De manière caractéristique, dans les interprétations sur lesquelles est construit le mythe national russe contemporain, la victoire de l’Union soviétique sur l’Allemagne nazie n’est pas une victoire des idées d’humanisme et d’égalitarisme sur les idées d’anti-égalitarisme et d’anti-humanisme radical, ni une victoire de la victime de l’agression sur l’agresseur. Dans la mythologie étatique actuelle, c’est une victoire de la « Russie historique » sur l’Allemagne, sur l’Europe, sur l’Occident. Le triomphe de l’État russe et l’expansion de ses frontières. Comme la révolution et le retrait de la Première Guerre mondiale, selon Poutine, il ne s’agit pas d’un refus de participer au carnage impérialiste, mais d’une reddition honteuse de la « Russie historique », d’un coup de poignard perfide dans le dos de l’État par des fanatiques utopistes. Une attaque contre l’État russe et sa semi-intégration.
« Pendant la Première Guerre mondiale, les bolcheviks voulaient la défaite de leur patrie, et lorsque les héroïques soldats et officiers russes versaient leur sang sur les fronts de la Première Guerre mondiale, quelqu’un a secoué la Russie de l’intérieur et l’on en est arrivé au point où la Russie en tant qu’État s’est effondrée et s’est déclarée perdante en faveur du pays perdant [l’Allemagne]. Absurdité, folie, mais cela s’est ainsi passé, c’était une trahison totale des intérêts nationaux ! En août 2016, il y a encore des personnes ainsi aujourd’hui », a déclaré Poutine au camp de jeunesse Seliger.
Des citations ci-dessus, on déduit facilement la sincérité avec laquelle Poutine attribue les problèmes de la Russie à la « malédiction de la révolution ». Alors qu’en Ukraine d’aujourd’hui, on accuse le projet soviétique d’être « trop russe », Poutine apprécie exactement cela [sinon exclusivement cela] dans le projet soviétique.

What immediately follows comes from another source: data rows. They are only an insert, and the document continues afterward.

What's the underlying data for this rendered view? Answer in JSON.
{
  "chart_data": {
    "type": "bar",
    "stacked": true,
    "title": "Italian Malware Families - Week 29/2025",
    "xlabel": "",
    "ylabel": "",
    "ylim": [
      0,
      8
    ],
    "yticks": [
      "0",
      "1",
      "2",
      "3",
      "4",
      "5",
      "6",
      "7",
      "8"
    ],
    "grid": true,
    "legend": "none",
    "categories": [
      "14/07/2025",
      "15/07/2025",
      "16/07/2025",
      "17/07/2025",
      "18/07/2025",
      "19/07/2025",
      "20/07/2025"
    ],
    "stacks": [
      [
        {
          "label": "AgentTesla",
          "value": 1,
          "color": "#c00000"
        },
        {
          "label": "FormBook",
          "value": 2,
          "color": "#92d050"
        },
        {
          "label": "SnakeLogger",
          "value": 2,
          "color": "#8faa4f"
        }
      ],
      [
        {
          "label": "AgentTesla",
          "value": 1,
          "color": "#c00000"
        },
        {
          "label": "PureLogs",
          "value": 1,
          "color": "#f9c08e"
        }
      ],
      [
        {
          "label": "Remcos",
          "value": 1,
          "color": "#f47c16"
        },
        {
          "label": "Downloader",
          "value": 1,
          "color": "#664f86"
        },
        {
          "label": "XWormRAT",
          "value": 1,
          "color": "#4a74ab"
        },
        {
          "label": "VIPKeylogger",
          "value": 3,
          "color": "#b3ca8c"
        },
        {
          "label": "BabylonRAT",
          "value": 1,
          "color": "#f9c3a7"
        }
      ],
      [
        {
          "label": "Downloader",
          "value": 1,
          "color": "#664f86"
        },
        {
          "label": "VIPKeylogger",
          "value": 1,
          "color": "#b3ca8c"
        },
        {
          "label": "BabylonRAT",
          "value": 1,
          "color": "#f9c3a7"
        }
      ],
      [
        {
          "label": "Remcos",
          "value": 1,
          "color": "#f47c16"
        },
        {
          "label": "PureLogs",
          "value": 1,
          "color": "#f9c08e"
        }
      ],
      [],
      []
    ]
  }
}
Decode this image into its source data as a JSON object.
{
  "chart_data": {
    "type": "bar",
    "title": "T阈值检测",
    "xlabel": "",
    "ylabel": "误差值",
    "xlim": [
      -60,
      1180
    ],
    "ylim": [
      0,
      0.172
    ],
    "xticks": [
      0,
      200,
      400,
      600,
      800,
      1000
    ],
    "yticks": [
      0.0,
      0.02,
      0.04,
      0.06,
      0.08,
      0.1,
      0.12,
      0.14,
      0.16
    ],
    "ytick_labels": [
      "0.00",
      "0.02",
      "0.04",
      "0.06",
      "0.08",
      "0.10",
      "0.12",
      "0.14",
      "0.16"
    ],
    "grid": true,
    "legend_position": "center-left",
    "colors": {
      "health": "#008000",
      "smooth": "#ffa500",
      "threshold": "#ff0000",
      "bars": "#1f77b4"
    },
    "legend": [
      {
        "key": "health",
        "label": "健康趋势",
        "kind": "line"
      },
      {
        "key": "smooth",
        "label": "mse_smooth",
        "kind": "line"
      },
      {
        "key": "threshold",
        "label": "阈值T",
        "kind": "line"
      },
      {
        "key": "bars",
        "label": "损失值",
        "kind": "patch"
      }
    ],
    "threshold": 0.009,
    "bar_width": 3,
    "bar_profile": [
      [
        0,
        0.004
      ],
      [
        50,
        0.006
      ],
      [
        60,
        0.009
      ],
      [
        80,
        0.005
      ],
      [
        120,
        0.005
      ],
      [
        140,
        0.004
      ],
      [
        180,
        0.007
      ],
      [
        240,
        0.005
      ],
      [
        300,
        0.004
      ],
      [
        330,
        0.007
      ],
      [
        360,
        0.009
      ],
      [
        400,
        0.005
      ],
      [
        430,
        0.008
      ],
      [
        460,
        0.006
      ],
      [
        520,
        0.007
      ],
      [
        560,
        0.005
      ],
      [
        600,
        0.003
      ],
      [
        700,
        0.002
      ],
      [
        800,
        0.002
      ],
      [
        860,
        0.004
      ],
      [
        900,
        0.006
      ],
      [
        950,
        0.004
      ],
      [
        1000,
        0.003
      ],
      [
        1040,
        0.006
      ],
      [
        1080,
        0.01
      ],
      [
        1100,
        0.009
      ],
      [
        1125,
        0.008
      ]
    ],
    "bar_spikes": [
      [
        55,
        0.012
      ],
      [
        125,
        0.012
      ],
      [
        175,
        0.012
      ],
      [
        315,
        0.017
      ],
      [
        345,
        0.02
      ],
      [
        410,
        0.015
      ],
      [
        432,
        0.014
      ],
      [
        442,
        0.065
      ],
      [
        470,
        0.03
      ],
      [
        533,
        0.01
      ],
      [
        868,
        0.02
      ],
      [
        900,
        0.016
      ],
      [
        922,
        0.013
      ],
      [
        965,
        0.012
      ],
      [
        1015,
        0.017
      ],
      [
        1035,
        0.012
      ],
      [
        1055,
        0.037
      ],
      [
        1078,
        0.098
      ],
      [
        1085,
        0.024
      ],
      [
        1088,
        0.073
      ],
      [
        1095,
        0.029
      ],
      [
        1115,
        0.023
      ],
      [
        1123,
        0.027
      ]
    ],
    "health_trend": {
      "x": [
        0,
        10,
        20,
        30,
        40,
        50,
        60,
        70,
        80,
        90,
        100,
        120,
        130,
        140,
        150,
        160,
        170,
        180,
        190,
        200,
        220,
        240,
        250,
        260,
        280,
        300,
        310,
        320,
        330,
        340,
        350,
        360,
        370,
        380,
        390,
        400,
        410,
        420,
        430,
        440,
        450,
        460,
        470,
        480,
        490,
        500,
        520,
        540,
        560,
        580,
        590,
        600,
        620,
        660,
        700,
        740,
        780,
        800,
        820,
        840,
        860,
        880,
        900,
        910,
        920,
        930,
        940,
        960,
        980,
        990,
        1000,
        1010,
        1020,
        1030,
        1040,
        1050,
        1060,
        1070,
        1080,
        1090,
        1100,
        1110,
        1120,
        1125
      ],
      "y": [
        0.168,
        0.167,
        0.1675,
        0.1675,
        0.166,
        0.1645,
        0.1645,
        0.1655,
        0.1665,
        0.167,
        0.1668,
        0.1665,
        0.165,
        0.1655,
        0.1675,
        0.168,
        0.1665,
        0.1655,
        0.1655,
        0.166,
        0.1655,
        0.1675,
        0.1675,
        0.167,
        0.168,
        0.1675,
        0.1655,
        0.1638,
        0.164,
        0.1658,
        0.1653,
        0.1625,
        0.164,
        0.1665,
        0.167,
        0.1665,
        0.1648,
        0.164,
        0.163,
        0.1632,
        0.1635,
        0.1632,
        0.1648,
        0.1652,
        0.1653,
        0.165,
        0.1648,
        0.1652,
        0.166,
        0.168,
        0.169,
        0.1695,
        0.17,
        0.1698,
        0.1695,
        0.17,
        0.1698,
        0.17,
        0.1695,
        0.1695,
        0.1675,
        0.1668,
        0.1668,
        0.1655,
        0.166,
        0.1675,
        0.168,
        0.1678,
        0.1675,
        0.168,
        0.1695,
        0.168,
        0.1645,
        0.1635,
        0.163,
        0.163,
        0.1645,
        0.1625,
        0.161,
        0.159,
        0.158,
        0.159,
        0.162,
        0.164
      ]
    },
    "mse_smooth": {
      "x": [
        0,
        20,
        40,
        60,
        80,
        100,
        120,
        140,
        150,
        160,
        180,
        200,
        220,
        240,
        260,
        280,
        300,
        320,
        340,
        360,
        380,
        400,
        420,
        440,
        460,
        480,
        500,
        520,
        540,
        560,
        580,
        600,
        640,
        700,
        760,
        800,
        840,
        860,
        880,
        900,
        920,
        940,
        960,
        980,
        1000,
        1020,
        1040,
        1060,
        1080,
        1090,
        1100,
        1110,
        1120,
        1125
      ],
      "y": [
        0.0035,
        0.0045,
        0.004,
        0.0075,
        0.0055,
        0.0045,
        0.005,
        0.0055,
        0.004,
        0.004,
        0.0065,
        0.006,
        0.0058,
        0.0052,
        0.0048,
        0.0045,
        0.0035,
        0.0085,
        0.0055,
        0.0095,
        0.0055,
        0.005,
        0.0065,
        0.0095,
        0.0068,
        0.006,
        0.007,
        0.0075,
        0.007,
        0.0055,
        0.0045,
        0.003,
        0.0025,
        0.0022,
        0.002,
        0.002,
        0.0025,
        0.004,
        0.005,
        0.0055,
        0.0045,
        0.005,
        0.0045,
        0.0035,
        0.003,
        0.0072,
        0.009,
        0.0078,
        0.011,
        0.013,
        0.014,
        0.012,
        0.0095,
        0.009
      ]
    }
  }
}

Même si en Ukraine, on dit que Lénine n’a pas donné aux Ukrainiens une véritable autodétermination, Poutine l’accuse du contraire : d’avoir donné à l’Ukraine trop de liberté.
Revenons à la question du début. Pourquoi le discours de pré-invasion du président russe était-il un pur blasphème contre la révolution ? Parce que c’est précisément dans la révolution qu’il voit la véritable racine des malheurs de la Russie. Mais, maintenant, il ne se contente pas d’accuser Lénine d’avoir trahi la Russie et d’avoir commis des crimes contre son intégrité impériale. Poutine décide qu’il est temps de corriger les « erreurs pires que les erreurs » de Lénine et de revenir sur le droit à l’autodétermination des Ukrainiens, cet héritage « trois fois maudit » de la révolution.
« Vous voulez la décommunisation ? Nous sommes d’accord. Mais, comme on dit, ne restez pas à mi-chemin. Nous sommes prêts à vous montrer ce que signifie une véritable décommunisation pour l’Ukraine ».
Le 24 février, les chars russes entreront en Ukraine pour dépouiller son peuple de son statut d’État, l’un des plus importants acquis des révolutions du début du siècle dernier.
24 février 2023
Andriy Movchan Activiste ukrainien de gauche.